A U.S. District Judge sitting in Tampa on Sept. 7 dismissed a fraud claim leaving a legal malpractice claim to go forward against Kaplan Voekler Cunningham & Frank PLC along with attorneys Robert R. Kaplan and Robert R. Kaplan Jr.
The firm and the father-and-son lawyers have denied wrongdoing and denied even having an attorney-client relationship with the plaintiffs.
It’s the second lawsuit against the Kaplans and others filed by disgruntled investors who were voted out of executive positions in a real estate investment trust, or REIT, last year. The judge abstained on a request to dissolve the REIT in the first action and also dismissed three other sets of claims from the plaintiffs.
The plaintiffs are a New York anesthesiologist and the LLC he owns with his wife and a Florida real estate investor and his firm. The dispute over investment plans led to lawsuits – not just in Florida – but also in Delaware and in Richmond Circuit Court.

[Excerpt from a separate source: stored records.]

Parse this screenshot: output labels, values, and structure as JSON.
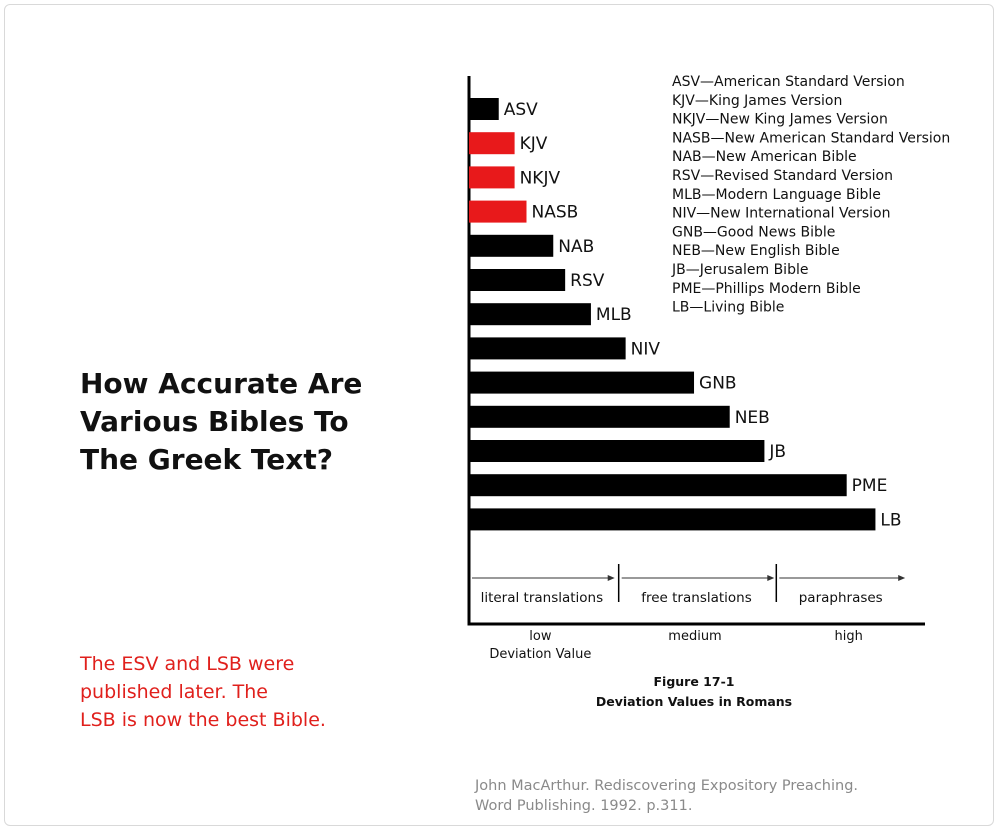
{
  "page": {
    "heading_lines": [
      "How Accurate Are",
      "Various Bibles To",
      "The Greek Text?"
    ],
    "note_lines": [
      "The ESV and LSB were",
      "published later. The",
      "LSB is now the best Bible."
    ],
    "source_lines": [
      "John MacArthur. Rediscovering Expository Preaching.",
      "Word Publishing. 1992. p.311."
    ]
  },
  "chart_data": {
    "type": "bar",
    "orientation": "horizontal",
    "categories": [
      "ASV",
      "KJV",
      "NKJV",
      "NASB",
      "NAB",
      "RSV",
      "MLB",
      "NIV",
      "GNB",
      "NEB",
      "JB",
      "PME",
      "LB"
    ],
    "values": [
      30,
      46,
      46,
      58,
      85,
      97,
      123,
      158,
      227,
      263,
      298,
      381,
      410
    ],
    "highlighted": [
      "KJV",
      "NKJV",
      "NASB"
    ],
    "colors": {
      "default": "#000000",
      "highlight": "#e8191b"
    },
    "legend": [
      "ASV—American Standard Version",
      "KJV—King James Version",
      "NKJV—New King James Version",
      "NASB—New American Standard Version",
      "NAB—New American Bible",
      "RSV—Revised Standard Version",
      "MLB—Modern Language Bible",
      "NIV—New International Version",
      "GNB—Good News Bible",
      "NEB—New English Bible",
      "JB—Jerusalem Bible",
      "PME—Phillips Modern Bible",
      "LB—Living Bible"
    ],
    "legend_placement": "top-right",
    "xlim": [
      0,
      460
    ],
    "regions": [
      {
        "label": "literal translations",
        "range": [
          0,
          147
        ]
      },
      {
        "label": "free translations",
        "range": [
          151,
          308
        ]
      },
      {
        "label": "paraphrases",
        "range": [
          310,
          440
        ]
      }
    ],
    "x_tick_labels": [
      {
        "label": "low",
        "at": 72
      },
      {
        "label": "medium",
        "at": 228
      },
      {
        "label": "high",
        "at": 383
      }
    ],
    "xlabel": "Deviation Value",
    "caption": [
      "Figure 17-1",
      "Deviation Values in Romans"
    ],
    "grid": false
  }
}
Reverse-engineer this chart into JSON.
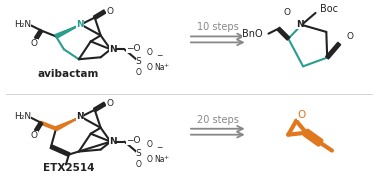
{
  "background_color": "#ffffff",
  "teal_color": "#2a9d8f",
  "orange_color": "#e07820",
  "black_color": "#222222",
  "gray_color": "#888888",
  "label_avibactam": "avibactam",
  "label_etx": "ETX2514",
  "steps_top": "10 steps",
  "steps_bottom": "20 steps",
  "figsize": [
    3.78,
    1.87
  ],
  "dpi": 100
}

U.S. Magistrate Judge Anthony E. Porcelli summarized the plaintiffs’ allegations in a report and recommendation filed Aug. 5. A group of real estate investors planned various investment projects with the Kaplans providing legal services.
The plaintiffs acknowledged there was no written agreement defining the attorney-client relationship. They alleged that the younger Kaplan engaged in an unwritten fee arrangement for an early project under which Kaplan Jr. and his firm would receive a higher fee over their own fixed rate for every successful transaction completed.

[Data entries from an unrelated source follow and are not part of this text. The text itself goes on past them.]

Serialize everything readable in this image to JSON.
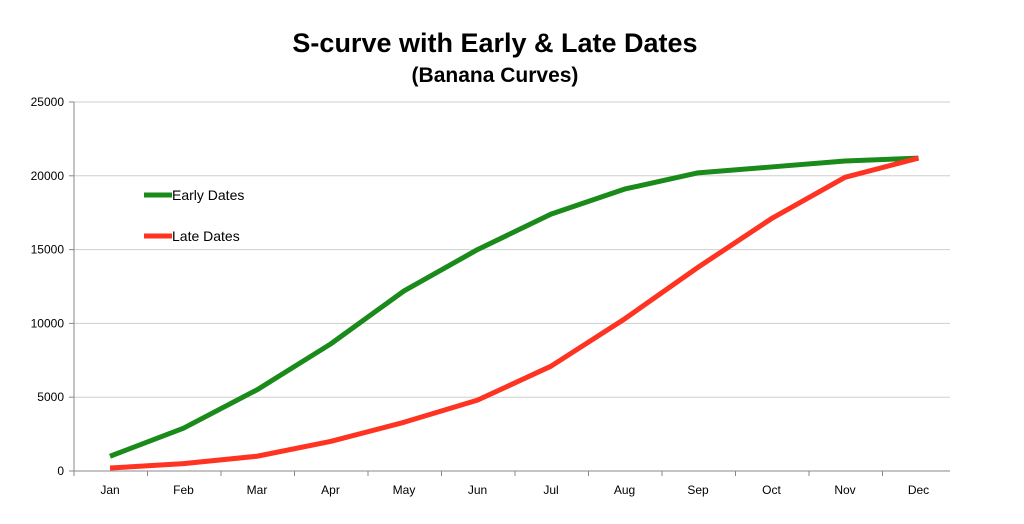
{
  "chart_data": {
    "type": "line",
    "title": "S-curve with Early & Late Dates",
    "subtitle": "(Banana Curves)",
    "categories": [
      "Jan",
      "Feb",
      "Mar",
      "Apr",
      "May",
      "Jun",
      "Jul",
      "Aug",
      "Sep",
      "Oct",
      "Nov",
      "Dec"
    ],
    "series": [
      {
        "name": "Early Dates",
        "color": "#1a8a1a",
        "values": [
          1000,
          2900,
          5500,
          8600,
          12200,
          15000,
          17400,
          19100,
          20200,
          20600,
          21000,
          21200
        ]
      },
      {
        "name": "Late Dates",
        "color": "#ff3322",
        "values": [
          200,
          500,
          1000,
          2000,
          3300,
          4800,
          7100,
          10300,
          13800,
          17100,
          19900,
          21200
        ]
      }
    ],
    "ylim": [
      0,
      25000
    ],
    "yticks": [
      0,
      5000,
      10000,
      15000,
      20000,
      25000
    ],
    "grid": true,
    "legend_position": "top-left"
  }
}
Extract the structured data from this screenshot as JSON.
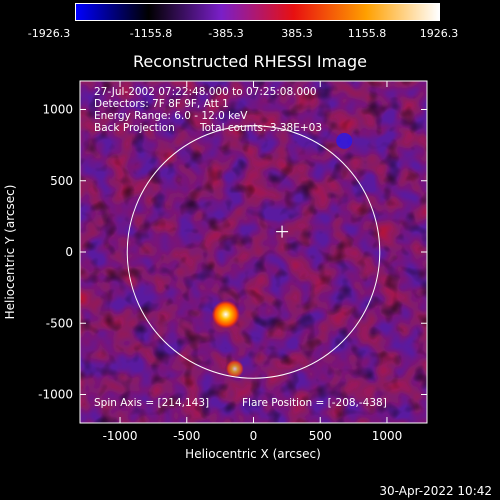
{
  "colorbar": {
    "labels": [
      "-1926.3",
      "-1155.8",
      "-385.3",
      "385.3",
      "1155.8",
      "1926.3"
    ],
    "values": [
      -1926.3,
      -1155.8,
      -385.3,
      385.3,
      1155.8,
      1926.3
    ],
    "colormap": [
      "#0000ff",
      "#000000",
      "#7a1fc8",
      "#e81010",
      "#ffa000",
      "#ffffff"
    ]
  },
  "chart_data": {
    "type": "heatmap",
    "title": "Reconstructed RHESSI Image",
    "xlabel": "Heliocentric X (arcsec)",
    "ylabel": "Heliocentric Y (arcsec)",
    "xlim": [
      -1300,
      1300
    ],
    "ylim": [
      -1200,
      1200
    ],
    "x_ticks": [
      -1000,
      -500,
      0,
      500,
      1000
    ],
    "x_tick_labels": [
      "-1000",
      "-500",
      "0",
      "500",
      "1000"
    ],
    "y_ticks": [
      -1000,
      -500,
      0,
      500,
      1000
    ],
    "y_tick_labels": [
      "-1000",
      "-500",
      "0",
      "500",
      "1000"
    ],
    "value_range": [
      -1926.3,
      1926.3
    ],
    "solar_limb_radius_arcsec": 946,
    "spin_axis": [
      214,
      143
    ],
    "flare_position": [
      -208,
      -438
    ],
    "sources": [
      {
        "x": -208,
        "y": -438,
        "value": 1926.3
      },
      {
        "x": -140,
        "y": -820,
        "value": 1155.8
      },
      {
        "x": 680,
        "y": 780,
        "value": -1926.3
      }
    ]
  },
  "info": {
    "time_range": "27-Jul-2002 07:22:48.000 to 07:25:08.000",
    "detectors": "Detectors: 7F 8F 9F, Att 1",
    "energy_range": "Energy Range: 6.0 - 12.0 keV",
    "method": "Back Projection",
    "total_counts": "Total counts: 3.38E+03",
    "spin_axis_label": "Spin Axis = [214,143]",
    "flare_position_label": "Flare Position = [-208,-438]"
  },
  "timestamp": "30-Apr-2022 10:42"
}
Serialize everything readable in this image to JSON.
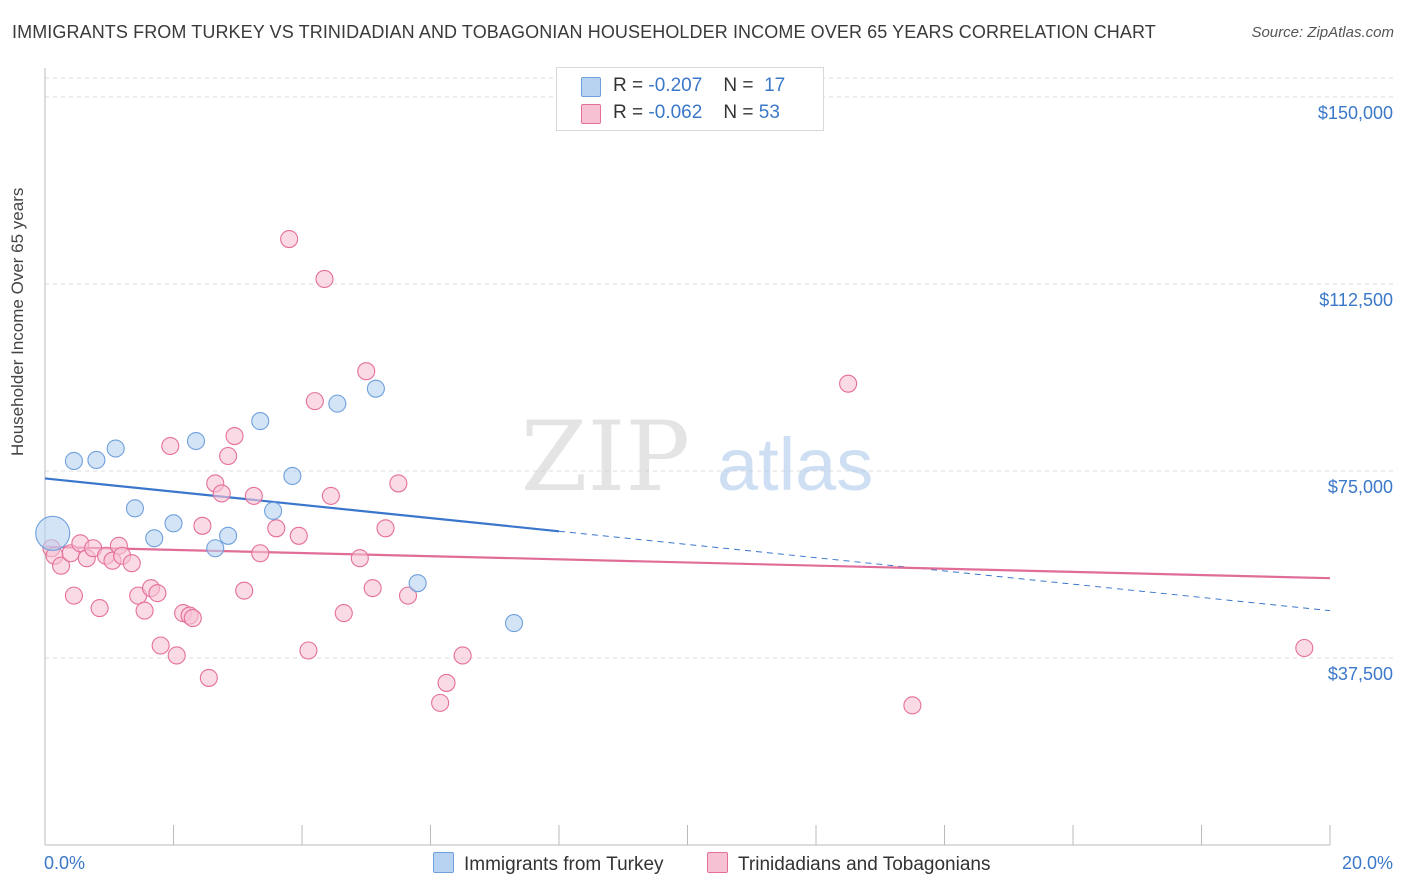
{
  "title": "IMMIGRANTS FROM TURKEY VS TRINIDADIAN AND TOBAGONIAN HOUSEHOLDER INCOME OVER 65 YEARS CORRELATION CHART",
  "source": "Source: ZipAtlas.com",
  "watermark": {
    "zip": "ZIP",
    "atlas": "atlas"
  },
  "colors": {
    "blue": "#6fa0dc",
    "blue_fill": "#b8d2f2",
    "pink": "#e56f9a",
    "pink_fill": "#f6c1d3",
    "tick_text": "#3b78c8",
    "grid": "#dddddd"
  },
  "legend_top": [
    {
      "r_label": "R =",
      "r_value": "-0.207",
      "n_label": "N =",
      "n_value": "17"
    },
    {
      "r_label": "R =",
      "r_value": "-0.062",
      "n_label": "N =",
      "n_value": "53"
    }
  ],
  "legend_bottom": [
    "Immigrants from Turkey",
    "Trinidadians and Tobagonians"
  ],
  "chart_data": {
    "type": "scatter",
    "title": "IMMIGRANTS FROM TURKEY VS TRINIDADIAN AND TOBAGONIAN HOUSEHOLDER INCOME OVER 65 YEARS CORRELATION CHART",
    "xlabel": "",
    "ylabel": "Householder Income Over 65 years",
    "xlim": [
      0,
      20
    ],
    "ylim": [
      0,
      157000
    ],
    "x_tick_labels": [
      "0.0%",
      "20.0%"
    ],
    "y_ticks": [
      37500,
      75000,
      112500,
      150000
    ],
    "y_tick_labels": [
      "$37,500",
      "$75,000",
      "$112,500",
      "$150,000"
    ],
    "grid": true,
    "series": [
      {
        "name": "Immigrants from Turkey",
        "r": -0.207,
        "n": 17,
        "trend": {
          "x0": 0,
          "y0": 73500,
          "x1": 20,
          "y1": 47000,
          "solid_until_x": 8
        },
        "points": [
          {
            "x": 0.12,
            "y": 62500,
            "big": true
          },
          {
            "x": 0.45,
            "y": 77000
          },
          {
            "x": 0.8,
            "y": 77200
          },
          {
            "x": 1.1,
            "y": 79500
          },
          {
            "x": 1.4,
            "y": 67500
          },
          {
            "x": 1.7,
            "y": 61500
          },
          {
            "x": 2.0,
            "y": 64500
          },
          {
            "x": 2.35,
            "y": 81000
          },
          {
            "x": 2.65,
            "y": 59500
          },
          {
            "x": 2.85,
            "y": 62000
          },
          {
            "x": 3.35,
            "y": 85000
          },
          {
            "x": 3.55,
            "y": 67000
          },
          {
            "x": 3.85,
            "y": 74000
          },
          {
            "x": 4.55,
            "y": 88500
          },
          {
            "x": 5.15,
            "y": 91500
          },
          {
            "x": 5.8,
            "y": 52500
          },
          {
            "x": 7.3,
            "y": 44500
          }
        ]
      },
      {
        "name": "Trinidadians and Tobagonians",
        "r": -0.062,
        "n": 53,
        "trend": {
          "x0": 0,
          "y0": 59800,
          "x1": 20,
          "y1": 53500
        },
        "points": [
          {
            "x": 0.1,
            "y": 59500
          },
          {
            "x": 0.15,
            "y": 58000
          },
          {
            "x": 0.25,
            "y": 56000
          },
          {
            "x": 0.4,
            "y": 58500
          },
          {
            "x": 0.45,
            "y": 50000
          },
          {
            "x": 0.55,
            "y": 60500
          },
          {
            "x": 0.65,
            "y": 57500
          },
          {
            "x": 0.75,
            "y": 59500
          },
          {
            "x": 0.85,
            "y": 47500
          },
          {
            "x": 0.95,
            "y": 58000
          },
          {
            "x": 1.05,
            "y": 57000
          },
          {
            "x": 1.15,
            "y": 60000
          },
          {
            "x": 1.2,
            "y": 58000
          },
          {
            "x": 1.35,
            "y": 56500
          },
          {
            "x": 1.45,
            "y": 50000
          },
          {
            "x": 1.55,
            "y": 47000
          },
          {
            "x": 1.65,
            "y": 51500
          },
          {
            "x": 1.75,
            "y": 50500
          },
          {
            "x": 1.8,
            "y": 40000
          },
          {
            "x": 1.95,
            "y": 80000
          },
          {
            "x": 2.05,
            "y": 38000
          },
          {
            "x": 2.15,
            "y": 46500
          },
          {
            "x": 2.25,
            "y": 46000
          },
          {
            "x": 2.3,
            "y": 45500
          },
          {
            "x": 2.45,
            "y": 64000
          },
          {
            "x": 2.55,
            "y": 33500
          },
          {
            "x": 2.65,
            "y": 72500
          },
          {
            "x": 2.75,
            "y": 70500
          },
          {
            "x": 2.85,
            "y": 78000
          },
          {
            "x": 2.95,
            "y": 82000
          },
          {
            "x": 3.1,
            "y": 51000
          },
          {
            "x": 3.25,
            "y": 70000
          },
          {
            "x": 3.35,
            "y": 58500
          },
          {
            "x": 3.6,
            "y": 63500
          },
          {
            "x": 3.8,
            "y": 121500
          },
          {
            "x": 3.95,
            "y": 62000
          },
          {
            "x": 4.1,
            "y": 39000
          },
          {
            "x": 4.2,
            "y": 89000
          },
          {
            "x": 4.35,
            "y": 113500
          },
          {
            "x": 4.45,
            "y": 70000
          },
          {
            "x": 4.65,
            "y": 46500
          },
          {
            "x": 4.9,
            "y": 57500
          },
          {
            "x": 5.0,
            "y": 95000
          },
          {
            "x": 5.1,
            "y": 51500
          },
          {
            "x": 5.3,
            "y": 63500
          },
          {
            "x": 5.5,
            "y": 72500
          },
          {
            "x": 5.65,
            "y": 50000
          },
          {
            "x": 6.15,
            "y": 28500
          },
          {
            "x": 6.25,
            "y": 32500
          },
          {
            "x": 6.5,
            "y": 38000
          },
          {
            "x": 12.5,
            "y": 92500
          },
          {
            "x": 13.5,
            "y": 28000
          },
          {
            "x": 19.6,
            "y": 39500
          }
        ]
      }
    ]
  }
}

Later, with a different entity, Kaplan Jr. allegedly proposed to provide all the required legal representation in exchange for a 50% profits interest in each property acquired. Kaplan – in an answer – admitted only that the proposal was made by one of the investors.
Ultimately, the investors involved in a REIT faced two competing plans for future ventures which came up for a vote on March 13, 2019. The plaintiffs were voted out of their positions with the investment group.
No separate fraud alleged
In the plaintiff’s first action, Jung abstained on one claim and dismissed two others on Aug. 21, 2019.

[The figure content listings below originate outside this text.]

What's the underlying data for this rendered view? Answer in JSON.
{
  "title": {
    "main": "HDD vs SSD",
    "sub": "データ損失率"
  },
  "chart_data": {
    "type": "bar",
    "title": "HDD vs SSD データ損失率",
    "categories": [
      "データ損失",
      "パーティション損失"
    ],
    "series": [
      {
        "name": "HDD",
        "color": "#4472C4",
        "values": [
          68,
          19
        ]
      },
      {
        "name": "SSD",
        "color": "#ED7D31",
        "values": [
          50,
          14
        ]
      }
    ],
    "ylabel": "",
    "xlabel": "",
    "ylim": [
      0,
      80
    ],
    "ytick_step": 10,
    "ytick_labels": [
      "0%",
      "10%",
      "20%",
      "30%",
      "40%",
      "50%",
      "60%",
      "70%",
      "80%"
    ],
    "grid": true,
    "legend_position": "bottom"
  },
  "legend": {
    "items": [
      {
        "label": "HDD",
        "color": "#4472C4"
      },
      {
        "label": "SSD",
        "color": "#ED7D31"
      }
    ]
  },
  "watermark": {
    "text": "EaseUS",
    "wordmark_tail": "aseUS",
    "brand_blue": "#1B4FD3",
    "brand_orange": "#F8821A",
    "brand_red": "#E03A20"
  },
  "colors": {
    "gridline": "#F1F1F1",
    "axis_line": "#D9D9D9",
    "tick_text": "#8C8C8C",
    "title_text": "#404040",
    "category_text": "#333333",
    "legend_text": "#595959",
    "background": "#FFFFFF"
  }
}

In the second action, the plaintiffs alleged 10 claims in their original complaint. Jung dismissed all of them. He then dismissed fraud claims in the plaintiffs’ first amended complaint, with leave to refile. The second amended complaint that followed included just one fraud count and one legal malpractice count.
The defendants – the Kaplans and their firm – filed a third 12(b)(6) motion challenging the fraud claim. Jung had ruled earlier that Virginia law applied.
The Kaplans argued the allegations were insufficient to establish an independent, common law duty separate from the alleged contractual duty owed by lawyer to client. The magistrate judge agreed.
“Here, the Second Amended Complaint fails to allege a factual scenario in which the alleged fraud occurred outside of the attorney-client relationship,” Porcelli wrote.
He said the unwritten understanding alleged by the plaintiffs essentially covered all aspects of the relationship, in which the plaintiffs “looked to the Defendants for guidance as securities lawyers and counselors.”
That ongoing association undermined any suggestion of fraud arising outside of the attorney-client relationship, the judge reasoned.
“The essence of Plaintiffs’ allegation is that the Kaplans used the attorney-client relationship to perpetuate a fraud. However, such conduct is governed by the attorney-client contractual agreement, and, … if the contract governs certain conduct, then failure to perform under the contract, even if intentional, will only result in a breach of contract,” Porcelli wrote.
Jung accepted Porcelli’s recommendation and granted the motion to dismiss the fraud claim in a Sept. 7 order.
Only a legal malpractice claim remains in the Florida federal action.
The Kaplans and their firm are represented by Vernon E. Inge of Richmond as well as Florida counsel. The plaintiffs are represented by John A. Anthony of Tampa and others with his firm. Inge declined comment on the record. Anthony was not available for comment.